Mill came as close as anyone could have to completing such a flawed but wonderfully effective system. The philosophy itself cannot, and never will be, the sole way in which one would lead their life. It is too devoid of emotion; but, when used with other moral systems, Utilitarianism was a genuinely benevolent tool for reform and moral justification for action. As for its effect on modernity, it cannot be overlooked. Because Utilitarianism was based on an egalitarian ideal, it provided a philosophical challenge to centuries of social stagnation and injustice. Without it, the emerging bourgeoisie of London would have lost a powerful justification for the reforms it was hoping to enact. Imagine battling for universal female suffrage with support from the bible. It would be impossible; men play the most central roles in the bible and women, although important, are subservient to men. The reforming class needed something like Mill’s On the Subjection of Women(1869), a brilliant text in which Mill battles valiantly for the equal rights of women, to back up their proposals. Again, to try to reform prisons with the bible as one’s moral backing would be futile—in the bible people are punished so that they will suffer for their crimes, not so that they and those around them will be deterred from committing the same crime. The middle class needed Bentham’s clear-headed logical system of morals to support their arguments. This is why Mill claims that the difference between the modern and the pre-modern was that in old Europe, "All were born to a fixed social position and were mostly kept in it by law." The aim of Utilitarianism was to break the chains that had, for hundreds of years, been holding so many types of people back not because of incompetence, but rather because of who they were or were they came from.

 

 

 

 

Bibliography
1. Albee, E. A History of English Utilitarinism. London, 1902
2. Coppleston, Frederick. A History of Philosophy, Volume VIII: Empriricism, Idealism, and Pragmatism in Britain and America, New York City, Image Books, 1966.
3. Dickens, Charles.
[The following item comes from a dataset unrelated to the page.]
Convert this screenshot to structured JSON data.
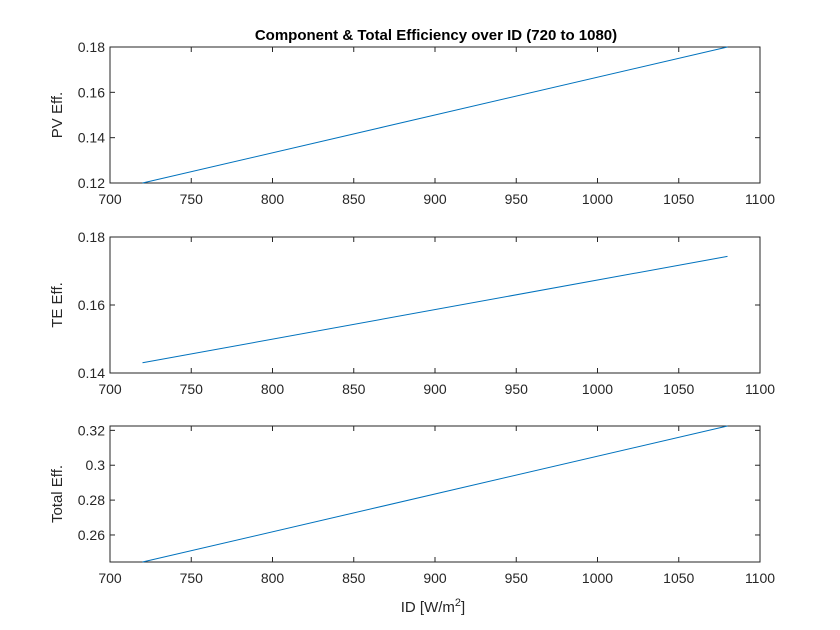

Hard Times, London, Oxford books, 1854
4. Mill, John Stuart and Bentham, Jeremy. Utilitarianism and Other Essays, Penguin books, London, 1987
5. Mill, John Stuart. Autobiography, London, Penguin books, 1952
6. Russell, Bertrand. The History of Western Philosophy, New York, Simon & Schuster, 1945
7. Utilitarianism. Encyclopædia Britannica. Retrieved May 17, 2004, from Encyclopædia Britannica Premium Service.